To refresh your memory, the decision was made that no trout would be stocked in
streams with good potential for natural reproduction. Hatchery reared trout
would only be placed in waters that had little to no such potential – like ponds,
lakes and sections of some specific streams and rivers like Otter Creek, the
Lamoille, the Black and the Winooski.
This was not some arbitrary decision. It was made on the basis of the best
science available at the time which told us, among other things, that hatchery
trout, having not been raised in wild streams and thus having no understanding
of nature’s pecking order, badly disrupt the feeding patterns of the native trout
in streams.

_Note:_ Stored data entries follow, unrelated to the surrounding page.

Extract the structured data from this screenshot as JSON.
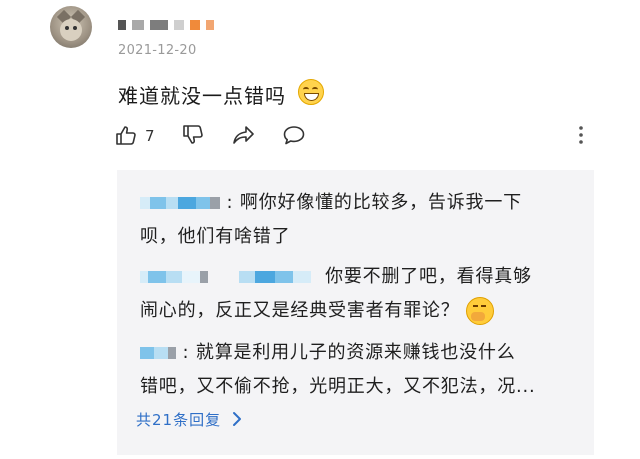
{
  "post": {
    "date": "2021-12-20",
    "comment_text": "难道就没一点错吗",
    "like_count": "7"
  },
  "icons": [
    "thumbs-up-icon",
    "thumbs-down-icon",
    "share-icon",
    "comment-bubble-icon",
    "more-options-icon",
    "laughing-emoji",
    "angry-emoji",
    "chevron-right-icon"
  ],
  "replies": [
    {
      "line1": ": 啊你好像懂的比较多，告诉我一下",
      "line2": "呗，他们有啥错了"
    },
    {
      "line1": "你要不删了吧，看得真够",
      "line2": "闹心的，反正又是经典受害者有罪论？"
    },
    {
      "line1": ": 就算是利用儿子的资源来赚钱也没什么",
      "line2": "错吧，又不偷不抢，光明正大，又不犯法，况..."
    }
  ],
  "more_replies_label": "共21条回复",
  "colors": {
    "link": "#2f6fc7",
    "reply_bg": "#f4f4f6",
    "blur_blue": "#7fc3ea",
    "blur_gray": "#9aa0a8",
    "blur_orange": "#f08a3a"
  }
}
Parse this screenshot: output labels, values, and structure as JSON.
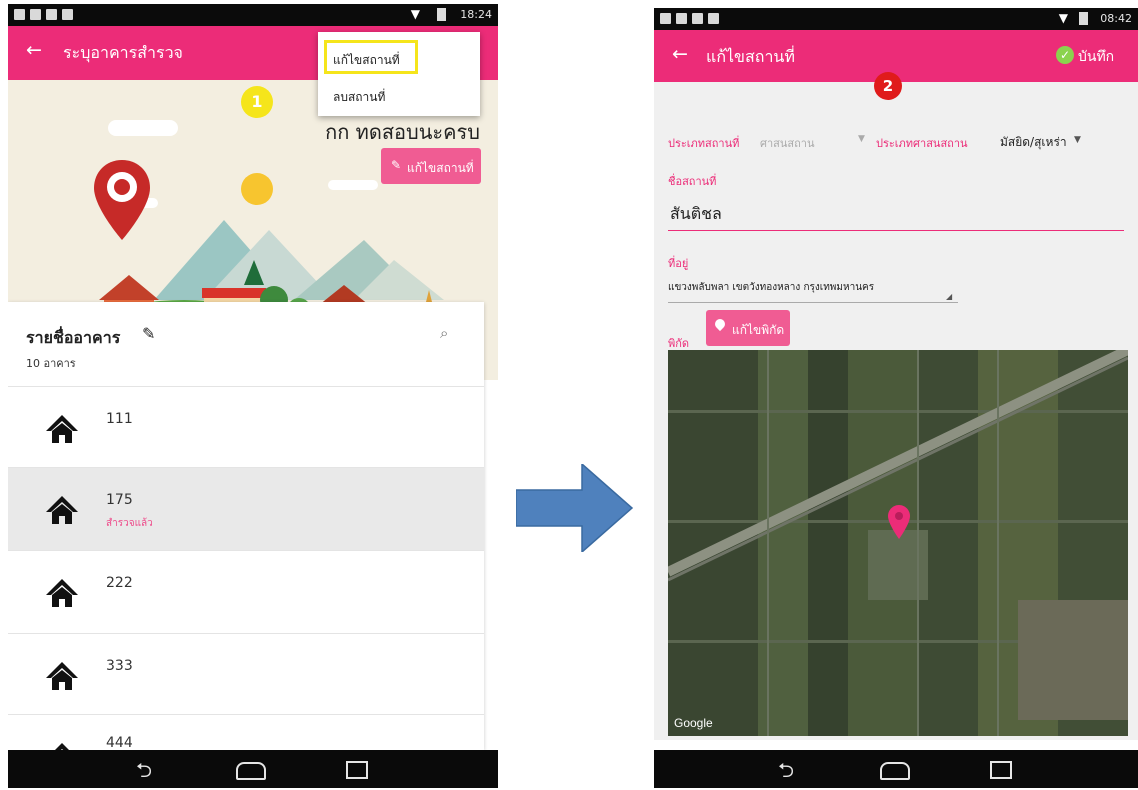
{
  "left_screen": {
    "status_time": "18:24",
    "appbar_title": "ระบุอาคารสำรวจ",
    "menu": {
      "items": [
        "แก้ไขสถานที่",
        "ลบสถานที่"
      ]
    },
    "step_badge": "1",
    "place_name": "กก ทดสอบนะครบ",
    "edit_place_button": "แก้ไขสถานที่",
    "building_list_title": "รายชื่ออาคาร",
    "building_count": "10 อาคาร",
    "buildings": [
      {
        "number": "111",
        "status": ""
      },
      {
        "number": "175",
        "status": "สำรวจแล้ว"
      },
      {
        "number": "222",
        "status": ""
      },
      {
        "number": "333",
        "status": ""
      },
      {
        "number": "444",
        "status": ""
      }
    ]
  },
  "right_screen": {
    "status_time": "08:42",
    "appbar_title": "แก้ไขสถานที่",
    "save_button": "บันทึก",
    "step_badge": "2",
    "place_type_label": "ประเภทสถานที่",
    "place_type_value": "ศาสนสถาน",
    "religious_type_label": "ประเภทศาสนสถาน",
    "religious_type_value": "มัสยิด/สุเหร่า",
    "place_name_label": "ชื่อสถานที่",
    "place_name_value": "สันติชล",
    "address_label": "ที่อยู่",
    "address_value": "แขวงพลับพลา เขตวังทองหลาง กรุงเทพมหานคร",
    "coords_label": "พิกัด",
    "edit_coords_button": "แก้ไขพิกัด",
    "map_attribution": "Google"
  },
  "colors": {
    "primary": "#ec2c78",
    "badge_yellow": "#f5e51b",
    "badge_red": "#e01b1b",
    "arrow": "#4f81bd"
  }
}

This, in turn, further threatens the wild trout population which
must then waste far too much energy simply competing for food under new
circumstances in waters where life of any kind is precariously on the edge.
Virtually every other state that supported cold water trout fisheries at that
time, in the face of the same knowledge about hatchery trout behavior that
motivated us here in Vermont, had already implemented programs to protect waters
with natural reproduction potential by not stocking hatchery trout. Frankly,
we were among the last states to put that practice into effect.
Perhaps since my time there have been breakthroughs in our understanding of
hatchery trout behavior in wild rivers that put to rest my objections to this
plan, but I doubt it. I personally canvassed the F&W departments of every
cold water state in the country while I was on the Board and the only fisheries
biologists who disputed the findings were right here in Vermont! In the
end, even they came around.
The problem was then and is now that there are a lot of fishermen in Vermont
whose interest is solely in a stringer of trout to show off to their buddies.
That’s where the pressure comes from, but the real shame is on the
managers in the Department who bend to these pressure knowing that science
supporting this kind of stocking is non-existent.
The reason Vermonters took fish and game management out of the Legislature was
that they wanted it to be in the hands of professionals who would use the
soundest science in putting together their programs. When, as is clearly
the case now, the Department drops the science and goes for the politics, this
very important state resource is no better off than when it was being managed
by the Legislature.
And I thought we had learned!
Haviland Smith
Vermont Fish & Wildlife Board member 1989-1995
TU Life Member
PS: I had a "Guest Shot" in the March 1998 edition of Vermont Outdoors that far more comprehensively covered the issue of stocking hatchery trout.